Arriva domani all'Onu il “Rapporto Palmer” sull'attacco israeliano alla Mavi Marmara che faceva parte della Freedom Flotilla e nella quale furono uccisi nove attivisti turchi. Il documento era stato ordinato proprio per stabilire colpe e responsabilità nell'attacco, ma la sua pubblicazione era stata rinviata tre volte, rispetto alla data originaria del 15 maggio, per permettere alle diplomazie turca e israeliana di trovare un compromesso sulla ricostruzione dei fatti. Secondo gli organi di informazione israeliani, il governo di Tel Aviv avrebbe chiesto un ulteriore quarto posticipo di ben sei mesi: una richiesta che le autorità di Ankara hanno respinto.
Le posizioni dei due paesi restano per ora diametralmente opposte. Il nodo è quello delle scuse ufficiali che Ankara ha chiesto insieme ad una compensazione economica per le famiglie delle vittime e alla fine dell'embargo contro Gaza. Richieste che Israele si rifiuta di accogliere come è tornato a ripetere il premier israeliano, Benjamin Netanyahu, appena due giorni fa. D'altra parte, nemmeno ad Ankara la musica pare cambiata. Il ministro degli Esteri turco, Ahmet Davutoglu, oggi ha ribadito la posizione ufficiale del suo governo: o Israele si scusa, o la Turchia è pronta a prendere misure drastiche (come il ridimensionamento della rappresentanza diplomatica e la sospensione dei rapporti politici ed economici).
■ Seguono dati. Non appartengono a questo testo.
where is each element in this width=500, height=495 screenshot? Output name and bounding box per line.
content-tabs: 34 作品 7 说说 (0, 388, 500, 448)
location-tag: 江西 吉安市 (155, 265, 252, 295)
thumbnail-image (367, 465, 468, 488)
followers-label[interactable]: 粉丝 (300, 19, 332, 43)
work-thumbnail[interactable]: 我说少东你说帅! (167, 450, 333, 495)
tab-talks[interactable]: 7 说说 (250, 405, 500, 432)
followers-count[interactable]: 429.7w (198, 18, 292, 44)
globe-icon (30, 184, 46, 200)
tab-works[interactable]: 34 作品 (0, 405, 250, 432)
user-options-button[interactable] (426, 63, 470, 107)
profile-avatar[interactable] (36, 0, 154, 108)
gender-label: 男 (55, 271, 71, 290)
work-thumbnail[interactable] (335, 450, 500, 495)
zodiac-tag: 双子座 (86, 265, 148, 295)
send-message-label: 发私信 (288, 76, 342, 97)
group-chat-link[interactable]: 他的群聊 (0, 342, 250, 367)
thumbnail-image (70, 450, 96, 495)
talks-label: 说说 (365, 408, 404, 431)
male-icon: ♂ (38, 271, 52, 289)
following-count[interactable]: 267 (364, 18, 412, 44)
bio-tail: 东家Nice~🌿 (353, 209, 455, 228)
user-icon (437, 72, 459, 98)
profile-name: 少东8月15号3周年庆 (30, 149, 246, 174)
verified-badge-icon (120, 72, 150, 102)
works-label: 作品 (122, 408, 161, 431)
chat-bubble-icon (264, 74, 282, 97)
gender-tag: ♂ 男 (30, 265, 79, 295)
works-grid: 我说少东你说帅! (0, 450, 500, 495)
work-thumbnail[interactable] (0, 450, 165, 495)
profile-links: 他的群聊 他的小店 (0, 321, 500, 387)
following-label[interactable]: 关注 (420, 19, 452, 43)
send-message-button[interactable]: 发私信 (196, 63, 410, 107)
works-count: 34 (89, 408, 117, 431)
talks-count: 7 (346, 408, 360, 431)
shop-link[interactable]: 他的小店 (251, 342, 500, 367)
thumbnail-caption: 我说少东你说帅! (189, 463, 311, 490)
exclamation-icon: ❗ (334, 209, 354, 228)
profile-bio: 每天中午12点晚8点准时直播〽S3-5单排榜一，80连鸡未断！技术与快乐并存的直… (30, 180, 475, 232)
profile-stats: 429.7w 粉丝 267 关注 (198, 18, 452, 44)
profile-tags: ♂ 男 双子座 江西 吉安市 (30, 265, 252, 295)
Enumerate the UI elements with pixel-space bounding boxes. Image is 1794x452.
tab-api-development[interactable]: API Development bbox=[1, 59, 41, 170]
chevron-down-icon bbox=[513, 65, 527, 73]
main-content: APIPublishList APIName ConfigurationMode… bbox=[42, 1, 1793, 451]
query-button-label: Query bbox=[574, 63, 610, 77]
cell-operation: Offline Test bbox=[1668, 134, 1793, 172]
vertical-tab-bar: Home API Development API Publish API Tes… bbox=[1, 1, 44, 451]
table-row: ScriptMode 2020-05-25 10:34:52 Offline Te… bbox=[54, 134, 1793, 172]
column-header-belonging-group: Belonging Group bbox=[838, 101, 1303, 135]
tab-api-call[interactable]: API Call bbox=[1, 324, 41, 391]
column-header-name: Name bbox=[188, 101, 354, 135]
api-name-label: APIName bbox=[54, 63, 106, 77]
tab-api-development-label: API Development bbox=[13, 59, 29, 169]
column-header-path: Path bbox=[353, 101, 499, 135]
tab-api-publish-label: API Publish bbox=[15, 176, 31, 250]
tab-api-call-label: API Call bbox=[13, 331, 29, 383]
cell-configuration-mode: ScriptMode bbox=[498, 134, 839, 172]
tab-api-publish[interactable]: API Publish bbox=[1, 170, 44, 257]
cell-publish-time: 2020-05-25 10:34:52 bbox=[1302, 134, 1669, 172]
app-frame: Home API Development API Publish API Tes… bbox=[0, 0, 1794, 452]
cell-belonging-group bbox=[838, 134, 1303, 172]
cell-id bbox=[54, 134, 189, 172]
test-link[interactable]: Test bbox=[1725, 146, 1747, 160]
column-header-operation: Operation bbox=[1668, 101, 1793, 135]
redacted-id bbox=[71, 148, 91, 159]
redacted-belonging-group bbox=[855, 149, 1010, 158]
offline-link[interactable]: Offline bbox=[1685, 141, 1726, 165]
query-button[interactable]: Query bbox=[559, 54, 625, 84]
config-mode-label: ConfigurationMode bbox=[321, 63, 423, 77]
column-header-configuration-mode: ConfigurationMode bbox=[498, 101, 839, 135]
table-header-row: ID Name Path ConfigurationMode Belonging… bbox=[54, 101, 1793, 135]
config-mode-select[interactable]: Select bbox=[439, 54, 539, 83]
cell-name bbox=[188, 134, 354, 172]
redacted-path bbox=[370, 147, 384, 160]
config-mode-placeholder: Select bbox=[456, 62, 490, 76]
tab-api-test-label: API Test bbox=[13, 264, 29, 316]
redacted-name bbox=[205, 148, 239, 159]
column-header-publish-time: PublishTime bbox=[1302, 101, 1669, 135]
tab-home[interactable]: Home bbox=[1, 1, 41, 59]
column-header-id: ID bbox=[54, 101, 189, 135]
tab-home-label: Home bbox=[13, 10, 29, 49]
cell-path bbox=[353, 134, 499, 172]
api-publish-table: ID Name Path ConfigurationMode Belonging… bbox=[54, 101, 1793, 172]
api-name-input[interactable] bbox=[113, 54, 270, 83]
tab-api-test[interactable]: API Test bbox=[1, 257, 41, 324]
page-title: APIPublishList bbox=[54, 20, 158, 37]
In questo quadro di sostanziale stallo, la visita del premier Recep Tayyip Erdogan a Gaza, prevista a settembre, potrebbe rinfocolare le tensioni. Senza contare che l'iniziativa all'Onu per il riconoscimento dello stato palestinese potrebbe avere la sua cabina di regia proprio ad Ankara. Ma c'è un ulteriore retroscena interessante che potrebbe cambiare le prospettive della vicenda Mavi Marmara. Stando al Jerusalem Post, il “Rapporto Palmer” sarebbe in realtà favorevole a Israele e metterebbe Ankara in una cattiva luce e la Turchia starebbe cercando di insabbiarlo. Inoltre, stando alle indiscrezioni pubblicate dal quotidiano turco Hurriyet, il dossier riconoscerebbe il diritto di Israele di agire contro chi minaccia la sua stabilità e la sua sicurezza anche in acque internazionali. Dunque, anche se il rapporto criticasse duramente Tel Aviv per l'uso eccessivo della forza contro gli attivisti civili, Israele non ne uscirebbe comunque sconfitto e sarebbero vanificati gli sforzi di Ankara di ottenere scuse ufficiali.